Y es que la humildad de escuchar es imprescindible antes de tomar el protagonismo de hablar. Esta escucha incluye la virtud de saber practicarla con nosotros mismos para tomar conciencia de los propios errores y tratar de superarlos al tiempo que potenciamos nuestros aspectos positivos.

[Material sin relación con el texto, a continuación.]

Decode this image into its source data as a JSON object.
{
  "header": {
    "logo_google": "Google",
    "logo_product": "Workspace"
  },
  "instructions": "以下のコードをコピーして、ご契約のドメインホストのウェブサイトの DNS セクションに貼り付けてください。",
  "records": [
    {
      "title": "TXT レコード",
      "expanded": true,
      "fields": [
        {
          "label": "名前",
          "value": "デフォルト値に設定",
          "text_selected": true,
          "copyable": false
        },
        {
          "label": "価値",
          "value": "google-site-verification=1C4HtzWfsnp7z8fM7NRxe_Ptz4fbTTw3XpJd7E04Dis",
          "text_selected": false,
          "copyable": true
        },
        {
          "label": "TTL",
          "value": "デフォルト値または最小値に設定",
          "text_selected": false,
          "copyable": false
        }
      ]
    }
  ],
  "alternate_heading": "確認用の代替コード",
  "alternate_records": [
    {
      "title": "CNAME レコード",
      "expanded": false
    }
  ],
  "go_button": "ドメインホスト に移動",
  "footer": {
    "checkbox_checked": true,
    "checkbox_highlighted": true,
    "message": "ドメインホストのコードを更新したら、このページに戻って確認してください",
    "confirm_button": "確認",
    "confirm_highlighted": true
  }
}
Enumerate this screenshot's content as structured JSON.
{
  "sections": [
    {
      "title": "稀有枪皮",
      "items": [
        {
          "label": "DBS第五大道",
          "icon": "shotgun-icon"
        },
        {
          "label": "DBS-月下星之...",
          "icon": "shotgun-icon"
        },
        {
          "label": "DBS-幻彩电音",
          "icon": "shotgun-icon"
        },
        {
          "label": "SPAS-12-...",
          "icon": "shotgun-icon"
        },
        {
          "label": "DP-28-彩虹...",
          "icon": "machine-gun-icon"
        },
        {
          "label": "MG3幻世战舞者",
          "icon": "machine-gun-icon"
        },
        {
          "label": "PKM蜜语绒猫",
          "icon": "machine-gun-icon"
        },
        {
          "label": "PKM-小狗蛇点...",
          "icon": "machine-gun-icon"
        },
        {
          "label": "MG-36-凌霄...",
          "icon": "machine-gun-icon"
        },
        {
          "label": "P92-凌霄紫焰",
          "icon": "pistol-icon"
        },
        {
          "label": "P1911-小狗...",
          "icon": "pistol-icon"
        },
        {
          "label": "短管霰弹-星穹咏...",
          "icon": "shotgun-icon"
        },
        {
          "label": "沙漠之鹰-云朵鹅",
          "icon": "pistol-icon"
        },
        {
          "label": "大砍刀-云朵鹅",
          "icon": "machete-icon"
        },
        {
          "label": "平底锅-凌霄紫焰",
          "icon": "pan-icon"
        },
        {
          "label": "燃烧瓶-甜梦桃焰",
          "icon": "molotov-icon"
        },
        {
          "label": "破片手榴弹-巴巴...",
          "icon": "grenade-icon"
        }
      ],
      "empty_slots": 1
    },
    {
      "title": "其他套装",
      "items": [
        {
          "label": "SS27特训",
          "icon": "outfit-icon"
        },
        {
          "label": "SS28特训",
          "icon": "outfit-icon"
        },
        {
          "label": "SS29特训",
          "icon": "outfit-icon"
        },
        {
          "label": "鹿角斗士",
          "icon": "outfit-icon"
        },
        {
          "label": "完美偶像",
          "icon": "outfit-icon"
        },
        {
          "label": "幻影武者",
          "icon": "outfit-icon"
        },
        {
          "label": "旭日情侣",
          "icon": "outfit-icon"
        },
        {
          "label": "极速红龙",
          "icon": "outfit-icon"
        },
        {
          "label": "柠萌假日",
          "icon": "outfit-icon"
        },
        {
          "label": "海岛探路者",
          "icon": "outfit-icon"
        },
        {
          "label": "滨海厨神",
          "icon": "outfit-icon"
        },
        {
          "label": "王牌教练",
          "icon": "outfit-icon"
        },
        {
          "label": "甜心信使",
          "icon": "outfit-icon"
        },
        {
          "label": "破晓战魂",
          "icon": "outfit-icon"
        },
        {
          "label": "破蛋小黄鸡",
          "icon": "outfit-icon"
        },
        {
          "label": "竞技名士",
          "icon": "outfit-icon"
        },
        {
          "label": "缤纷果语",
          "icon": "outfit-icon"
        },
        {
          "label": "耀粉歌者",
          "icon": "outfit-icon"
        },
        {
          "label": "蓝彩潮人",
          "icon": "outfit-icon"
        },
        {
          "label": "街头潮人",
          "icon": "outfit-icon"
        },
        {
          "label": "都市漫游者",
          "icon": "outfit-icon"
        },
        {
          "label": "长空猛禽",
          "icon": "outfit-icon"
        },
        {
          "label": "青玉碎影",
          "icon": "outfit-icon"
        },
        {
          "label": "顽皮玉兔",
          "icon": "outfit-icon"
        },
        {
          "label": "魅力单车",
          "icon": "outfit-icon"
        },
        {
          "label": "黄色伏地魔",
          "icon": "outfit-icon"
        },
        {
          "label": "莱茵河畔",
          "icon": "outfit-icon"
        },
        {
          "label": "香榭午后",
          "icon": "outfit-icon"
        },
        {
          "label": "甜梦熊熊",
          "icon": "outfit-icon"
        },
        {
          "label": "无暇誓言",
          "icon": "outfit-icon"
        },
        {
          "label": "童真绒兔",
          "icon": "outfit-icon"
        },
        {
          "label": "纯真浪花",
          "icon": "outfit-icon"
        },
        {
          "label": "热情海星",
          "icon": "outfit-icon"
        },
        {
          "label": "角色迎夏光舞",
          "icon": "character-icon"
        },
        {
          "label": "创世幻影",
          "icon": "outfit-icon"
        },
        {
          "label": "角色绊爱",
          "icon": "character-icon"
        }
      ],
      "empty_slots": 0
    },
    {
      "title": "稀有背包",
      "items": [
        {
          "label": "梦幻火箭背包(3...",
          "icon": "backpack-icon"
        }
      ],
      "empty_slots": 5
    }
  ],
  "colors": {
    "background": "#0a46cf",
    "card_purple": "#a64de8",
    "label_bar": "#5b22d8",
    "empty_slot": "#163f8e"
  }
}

La aplicación de todo esto al ámbito de un coro, por muy de aficionados que sea éste, hace imprescindible aceptar nuestro papel de elementos de un todo que es el que debe prevalecer en la ejecución de una obra. Nadie debe tomarse, en consecuencia, como ataque personal las observaciones que nuestro jefe de cuerda y, sobre todo, nuestra directora nos pueden hacer. Lo mismo que nuestros oyentes perciben esos momentos de falsas entradas, de indecisiones, de falta de afinación o de deficiente aprendizaje y así nos lo hacen saber tras cualquier actuación, mucho más los mismos compañeros de nuestra cuerda, el jefe de la misma y, más que nadie, la directora pueden darse cuenta de los errores individuales que repercuten inevitablemente en el resultado final. Ningún coro puede hacerlo bien si sus componentes no aceptan que se les indiquen los defectos que, ya en la mayoría de los casos, cada uno sabe perfectamente que tienen. Es imposible mejorar el todo sin aceptar la corrección de lo individualmente corregible.

Nada más por ahora de este tema. Poco nos queda ya para nuestra última actuación antes de un merecido descanso. Ojalá un curso más nos sea un curso mejor. De la buena voluntad de todos depende.